For the world, or most of it at least, Adolf Hitler was a ruthless, barbaric individual who rose from being nobody from an insignificant party to one of the worst tyrants history has ever seen. Hitler demonstrated perfectly how human beings are capable of abandoning humanity for their own selfish interests. He demonstrated how the thought of being in power can corrupt human minds. His party took fascism to a whole new level.

Hitler was a murderer, a war criminal who was responsible for the murder of no less than six million people. For these very obvious reasons, Adolf Hitler is a man hated almost all over the globe. However, as shocking as it may sound, the recent events taking place in Palestine revealed that not everyone sees Adolf Hitler as a war criminal.

From Facebook posts glorifying Hitler to his pictures photoshopped with bold text saying how right he was in killing six million Jews, all sorts of absurdities could be seen during the time the Pakistanis realized what was going on in Gaza was a violation of human rights . Ironically, while condemning the violation of human rights , a number of Pakistanis started glorifying the man who probably violated the most human rights since the creation of civilization. Atrocious posts saying, “Yeah man you were right,” to “Sorry we couldn’t understand you, Hitler” could be seen posted by individuals everywhere on social media.

The hatred the Muslim community, particularly the Muslim community of Pakistan, has for the Jewish community is the sole reason behind such beliefs. One cannot argue that it is the lack of education that compels people to hold such ignorant beliefs since a lot of those glorifying Hitler come from well-educated backgrounds.

It isn’t surprising to see young lawyers or young economists promoting their beliefs about how Hitler was right in doing what he did and if he had succeeded in ‘cleansing’ the world of the entire Jewish community, none of the problems of the modern world would exist.

The truth is, had Hitler succeeded in destroying the entire Jewish population, he would have found a new community to massacre. We clearly do not fit Hitler’s definition of the ‘pure race’ considering the fact that we don’t have blond hair or blue eyes. Had Hitler succeeded in attaining his first goal, we’d have been his next target.

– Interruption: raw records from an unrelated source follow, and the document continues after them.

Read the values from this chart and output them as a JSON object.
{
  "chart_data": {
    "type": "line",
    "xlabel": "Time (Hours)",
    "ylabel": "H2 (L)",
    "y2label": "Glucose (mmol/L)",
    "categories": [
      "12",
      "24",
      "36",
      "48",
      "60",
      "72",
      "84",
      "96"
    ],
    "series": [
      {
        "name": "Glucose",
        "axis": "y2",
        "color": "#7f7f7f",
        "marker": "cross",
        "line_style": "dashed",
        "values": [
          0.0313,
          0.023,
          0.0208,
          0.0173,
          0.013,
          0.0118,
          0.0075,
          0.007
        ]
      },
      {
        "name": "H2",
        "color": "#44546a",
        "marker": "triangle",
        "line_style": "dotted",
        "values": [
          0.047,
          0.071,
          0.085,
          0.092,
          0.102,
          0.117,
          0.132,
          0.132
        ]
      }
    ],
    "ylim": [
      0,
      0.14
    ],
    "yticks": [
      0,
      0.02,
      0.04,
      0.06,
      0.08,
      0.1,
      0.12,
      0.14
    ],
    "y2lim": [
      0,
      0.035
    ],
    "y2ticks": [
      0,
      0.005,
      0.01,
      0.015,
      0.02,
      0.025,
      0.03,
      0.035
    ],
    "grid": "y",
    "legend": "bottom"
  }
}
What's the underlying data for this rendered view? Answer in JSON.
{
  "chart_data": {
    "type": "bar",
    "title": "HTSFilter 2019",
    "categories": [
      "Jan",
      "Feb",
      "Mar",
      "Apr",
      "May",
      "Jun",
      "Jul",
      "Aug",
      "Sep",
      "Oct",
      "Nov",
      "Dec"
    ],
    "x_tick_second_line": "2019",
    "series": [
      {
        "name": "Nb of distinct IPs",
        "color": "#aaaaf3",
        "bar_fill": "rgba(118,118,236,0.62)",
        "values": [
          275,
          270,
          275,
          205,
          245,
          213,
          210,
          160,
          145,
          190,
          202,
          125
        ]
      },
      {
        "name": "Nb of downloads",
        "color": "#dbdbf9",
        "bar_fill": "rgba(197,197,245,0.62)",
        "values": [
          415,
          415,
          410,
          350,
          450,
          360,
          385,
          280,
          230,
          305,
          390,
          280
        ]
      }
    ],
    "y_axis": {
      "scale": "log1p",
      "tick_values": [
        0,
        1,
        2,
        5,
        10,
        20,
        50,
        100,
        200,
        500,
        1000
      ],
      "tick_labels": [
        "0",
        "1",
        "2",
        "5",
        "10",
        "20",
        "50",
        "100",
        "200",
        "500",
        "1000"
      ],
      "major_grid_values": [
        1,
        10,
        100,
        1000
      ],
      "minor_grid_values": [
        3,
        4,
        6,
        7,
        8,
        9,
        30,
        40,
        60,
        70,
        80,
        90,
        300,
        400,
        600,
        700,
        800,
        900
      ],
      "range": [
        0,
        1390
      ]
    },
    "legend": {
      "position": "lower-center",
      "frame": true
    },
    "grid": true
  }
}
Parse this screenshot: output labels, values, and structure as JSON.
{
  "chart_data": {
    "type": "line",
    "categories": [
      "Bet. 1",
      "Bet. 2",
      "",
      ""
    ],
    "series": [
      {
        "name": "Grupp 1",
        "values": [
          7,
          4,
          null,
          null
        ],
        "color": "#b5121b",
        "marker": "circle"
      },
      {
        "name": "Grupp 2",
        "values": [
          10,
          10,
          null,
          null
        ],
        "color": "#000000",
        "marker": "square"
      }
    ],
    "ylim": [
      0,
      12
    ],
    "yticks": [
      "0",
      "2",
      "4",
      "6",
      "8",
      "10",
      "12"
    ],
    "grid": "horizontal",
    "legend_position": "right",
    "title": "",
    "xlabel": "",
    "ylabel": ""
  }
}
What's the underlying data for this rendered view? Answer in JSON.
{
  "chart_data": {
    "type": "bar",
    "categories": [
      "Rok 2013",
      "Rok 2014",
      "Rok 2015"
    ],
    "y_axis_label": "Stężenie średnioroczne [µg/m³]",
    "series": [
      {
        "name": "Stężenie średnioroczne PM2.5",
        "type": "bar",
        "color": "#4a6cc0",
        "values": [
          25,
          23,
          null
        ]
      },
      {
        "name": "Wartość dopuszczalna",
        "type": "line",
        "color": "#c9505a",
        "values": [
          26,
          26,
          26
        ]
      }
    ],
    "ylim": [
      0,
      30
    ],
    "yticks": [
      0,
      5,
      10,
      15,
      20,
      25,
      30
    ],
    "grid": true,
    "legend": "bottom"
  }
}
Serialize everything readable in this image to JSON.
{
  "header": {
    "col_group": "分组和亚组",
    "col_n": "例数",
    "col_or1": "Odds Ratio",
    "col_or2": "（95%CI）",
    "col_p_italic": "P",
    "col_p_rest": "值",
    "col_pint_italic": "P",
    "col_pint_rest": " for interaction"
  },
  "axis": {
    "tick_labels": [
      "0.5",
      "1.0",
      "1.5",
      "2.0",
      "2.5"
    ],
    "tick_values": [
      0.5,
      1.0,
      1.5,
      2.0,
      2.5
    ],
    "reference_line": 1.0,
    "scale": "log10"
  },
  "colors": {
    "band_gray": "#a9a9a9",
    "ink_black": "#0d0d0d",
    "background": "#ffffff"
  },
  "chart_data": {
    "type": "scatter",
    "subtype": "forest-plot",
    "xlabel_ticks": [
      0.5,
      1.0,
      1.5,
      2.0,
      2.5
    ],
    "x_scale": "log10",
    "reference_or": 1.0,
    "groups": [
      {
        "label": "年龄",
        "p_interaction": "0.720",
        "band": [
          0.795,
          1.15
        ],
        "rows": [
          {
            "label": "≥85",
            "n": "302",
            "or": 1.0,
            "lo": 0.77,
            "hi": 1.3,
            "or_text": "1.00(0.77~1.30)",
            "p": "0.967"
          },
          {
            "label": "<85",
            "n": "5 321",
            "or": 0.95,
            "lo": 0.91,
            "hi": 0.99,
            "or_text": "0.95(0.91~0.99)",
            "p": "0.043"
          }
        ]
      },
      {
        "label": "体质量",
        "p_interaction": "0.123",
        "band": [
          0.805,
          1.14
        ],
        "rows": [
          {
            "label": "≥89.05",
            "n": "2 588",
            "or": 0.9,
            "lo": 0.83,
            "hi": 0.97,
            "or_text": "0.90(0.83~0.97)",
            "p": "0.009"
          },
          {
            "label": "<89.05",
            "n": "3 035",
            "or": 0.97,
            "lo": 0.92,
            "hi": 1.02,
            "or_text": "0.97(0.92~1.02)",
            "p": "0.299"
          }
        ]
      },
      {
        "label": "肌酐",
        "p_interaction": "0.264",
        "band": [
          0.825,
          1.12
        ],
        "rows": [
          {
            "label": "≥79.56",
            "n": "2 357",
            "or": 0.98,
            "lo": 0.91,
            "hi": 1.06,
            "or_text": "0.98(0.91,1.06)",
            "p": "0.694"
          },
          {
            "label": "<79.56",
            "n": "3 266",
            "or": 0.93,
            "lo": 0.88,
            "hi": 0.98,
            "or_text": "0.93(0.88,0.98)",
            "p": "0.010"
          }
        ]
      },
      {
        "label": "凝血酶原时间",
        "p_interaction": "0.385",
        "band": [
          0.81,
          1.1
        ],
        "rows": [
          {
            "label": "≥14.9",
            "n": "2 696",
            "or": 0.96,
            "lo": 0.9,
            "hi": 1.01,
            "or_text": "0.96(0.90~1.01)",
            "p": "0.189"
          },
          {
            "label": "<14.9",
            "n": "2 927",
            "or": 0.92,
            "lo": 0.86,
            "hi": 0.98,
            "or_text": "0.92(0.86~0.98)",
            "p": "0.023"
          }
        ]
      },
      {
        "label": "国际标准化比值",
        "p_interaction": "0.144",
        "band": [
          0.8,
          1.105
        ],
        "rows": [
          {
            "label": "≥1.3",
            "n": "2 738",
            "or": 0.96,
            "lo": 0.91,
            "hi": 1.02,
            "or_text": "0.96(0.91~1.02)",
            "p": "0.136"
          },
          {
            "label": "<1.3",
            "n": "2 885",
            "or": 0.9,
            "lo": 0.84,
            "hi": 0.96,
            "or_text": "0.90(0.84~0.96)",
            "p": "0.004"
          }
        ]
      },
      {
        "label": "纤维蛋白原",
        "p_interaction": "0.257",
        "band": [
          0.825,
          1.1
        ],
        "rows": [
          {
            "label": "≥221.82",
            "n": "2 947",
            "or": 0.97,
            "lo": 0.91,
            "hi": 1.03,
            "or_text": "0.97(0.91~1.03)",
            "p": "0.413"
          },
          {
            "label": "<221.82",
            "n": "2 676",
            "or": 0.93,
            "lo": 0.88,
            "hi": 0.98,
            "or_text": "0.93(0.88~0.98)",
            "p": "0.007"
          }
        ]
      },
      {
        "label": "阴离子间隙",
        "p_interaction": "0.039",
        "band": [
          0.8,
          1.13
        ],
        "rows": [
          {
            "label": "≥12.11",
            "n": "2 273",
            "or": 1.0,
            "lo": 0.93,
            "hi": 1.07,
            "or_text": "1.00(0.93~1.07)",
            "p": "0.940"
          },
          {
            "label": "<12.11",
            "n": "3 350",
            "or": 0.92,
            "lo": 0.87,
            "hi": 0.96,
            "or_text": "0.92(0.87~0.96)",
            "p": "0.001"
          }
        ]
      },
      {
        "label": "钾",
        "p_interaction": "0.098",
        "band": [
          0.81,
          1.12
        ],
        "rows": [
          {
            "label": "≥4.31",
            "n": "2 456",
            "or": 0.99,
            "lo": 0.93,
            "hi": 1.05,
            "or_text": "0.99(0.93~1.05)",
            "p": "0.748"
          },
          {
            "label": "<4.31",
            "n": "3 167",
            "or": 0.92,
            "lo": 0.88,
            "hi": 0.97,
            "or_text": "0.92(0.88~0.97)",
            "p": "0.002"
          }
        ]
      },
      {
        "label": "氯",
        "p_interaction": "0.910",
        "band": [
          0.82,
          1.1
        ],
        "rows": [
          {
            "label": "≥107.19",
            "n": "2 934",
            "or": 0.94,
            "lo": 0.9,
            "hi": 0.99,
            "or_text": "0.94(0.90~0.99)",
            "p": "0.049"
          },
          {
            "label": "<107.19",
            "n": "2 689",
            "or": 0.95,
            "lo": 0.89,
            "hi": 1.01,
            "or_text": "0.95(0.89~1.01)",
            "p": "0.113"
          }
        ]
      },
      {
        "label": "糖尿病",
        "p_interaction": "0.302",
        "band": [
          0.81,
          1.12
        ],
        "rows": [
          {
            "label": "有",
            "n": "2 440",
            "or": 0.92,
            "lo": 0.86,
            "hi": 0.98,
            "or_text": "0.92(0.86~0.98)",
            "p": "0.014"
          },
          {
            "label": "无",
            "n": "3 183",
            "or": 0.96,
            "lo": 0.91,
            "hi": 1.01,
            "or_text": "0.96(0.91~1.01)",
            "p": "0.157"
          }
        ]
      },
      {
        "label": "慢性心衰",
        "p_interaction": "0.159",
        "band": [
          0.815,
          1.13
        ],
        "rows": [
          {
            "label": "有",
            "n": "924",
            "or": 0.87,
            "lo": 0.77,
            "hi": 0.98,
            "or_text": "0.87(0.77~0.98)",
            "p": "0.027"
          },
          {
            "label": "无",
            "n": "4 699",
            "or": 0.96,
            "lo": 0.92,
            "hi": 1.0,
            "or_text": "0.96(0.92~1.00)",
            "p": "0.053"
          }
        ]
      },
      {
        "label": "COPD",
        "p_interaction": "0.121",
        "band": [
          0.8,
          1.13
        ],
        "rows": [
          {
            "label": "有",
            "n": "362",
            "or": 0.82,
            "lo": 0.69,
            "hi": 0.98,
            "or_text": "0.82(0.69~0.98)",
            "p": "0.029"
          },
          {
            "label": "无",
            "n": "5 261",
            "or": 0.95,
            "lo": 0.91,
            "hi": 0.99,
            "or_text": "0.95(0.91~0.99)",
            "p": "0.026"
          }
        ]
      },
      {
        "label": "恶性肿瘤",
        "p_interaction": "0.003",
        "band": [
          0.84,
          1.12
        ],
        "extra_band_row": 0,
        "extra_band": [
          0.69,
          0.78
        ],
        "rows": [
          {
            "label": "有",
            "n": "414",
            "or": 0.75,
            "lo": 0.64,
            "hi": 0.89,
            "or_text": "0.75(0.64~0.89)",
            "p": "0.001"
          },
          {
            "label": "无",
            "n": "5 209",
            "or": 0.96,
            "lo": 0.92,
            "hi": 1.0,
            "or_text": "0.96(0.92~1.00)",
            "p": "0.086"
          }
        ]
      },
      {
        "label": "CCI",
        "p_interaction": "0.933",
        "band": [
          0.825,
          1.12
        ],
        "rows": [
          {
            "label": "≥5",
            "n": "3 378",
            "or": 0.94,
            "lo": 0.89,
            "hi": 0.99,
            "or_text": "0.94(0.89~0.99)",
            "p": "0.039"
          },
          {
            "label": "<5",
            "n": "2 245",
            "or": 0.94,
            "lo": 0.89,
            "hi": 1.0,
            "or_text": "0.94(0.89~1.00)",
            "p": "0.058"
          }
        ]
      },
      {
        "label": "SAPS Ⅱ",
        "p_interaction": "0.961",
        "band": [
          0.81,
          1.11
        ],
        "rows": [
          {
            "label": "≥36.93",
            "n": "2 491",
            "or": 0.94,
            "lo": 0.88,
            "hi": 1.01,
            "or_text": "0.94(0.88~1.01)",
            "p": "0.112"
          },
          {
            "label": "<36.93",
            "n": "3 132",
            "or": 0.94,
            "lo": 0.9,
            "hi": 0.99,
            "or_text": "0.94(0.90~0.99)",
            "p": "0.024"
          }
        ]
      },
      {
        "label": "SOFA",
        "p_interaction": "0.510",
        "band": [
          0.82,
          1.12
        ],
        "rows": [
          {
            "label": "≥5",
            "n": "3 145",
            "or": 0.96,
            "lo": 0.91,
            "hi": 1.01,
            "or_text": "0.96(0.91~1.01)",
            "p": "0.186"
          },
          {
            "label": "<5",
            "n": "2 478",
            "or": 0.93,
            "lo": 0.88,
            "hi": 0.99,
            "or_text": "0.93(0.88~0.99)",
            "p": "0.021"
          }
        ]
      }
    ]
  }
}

It isn’t surprising, however, to see this admiration for the Nazi party amongst Pakistanis. The Pakistani Ahmaddiya community was excommunicated from Islam in 1974, although unofficial problems for the community had started for the community a long time before that. From being stoned to death to having their homes torched and their children shot, the members of the Ahmaddiya community have been persecuted in every way possible. Even in death, members of this community do not find peace. Many cases of graves being dug up because an Ahmadi was buried in a ‘Muslim’ graveyard have been heard of. The people that were once a part of the Pakistani Muslim community suddenly found themselves alienated; their mosques separated, their graveyards labeled and their businesses destroyed. Ahmadis, all of a sudden, became ‘wajibul qatal’.

The country where these people had spent their entire lives was now far from being their own country. For all anyone cared, they could be murdered and the murderer would be praised. These events don’t seem to be too different from those of the Holocaust, do they?

The truth is, it wouldn’t be surprising to see something similar to the Nazi party being created in Pakistan. In a country where people are so intolerant not only towards people from other religions but also towards people who follow a different version of Islam, it isn’t surprising to see atrocities being committed against one group or another. What the Ahmaddiya community went through at one point in time, the Shia community is being subjected to now. Who knows which community these self-proclaimed saviors of religion will wage war against next?

Sad as it is, Hitler – the war criminal- will continue being hailed as a hero by such people that can be found in abundance in the Islamic Republic of Pakistan.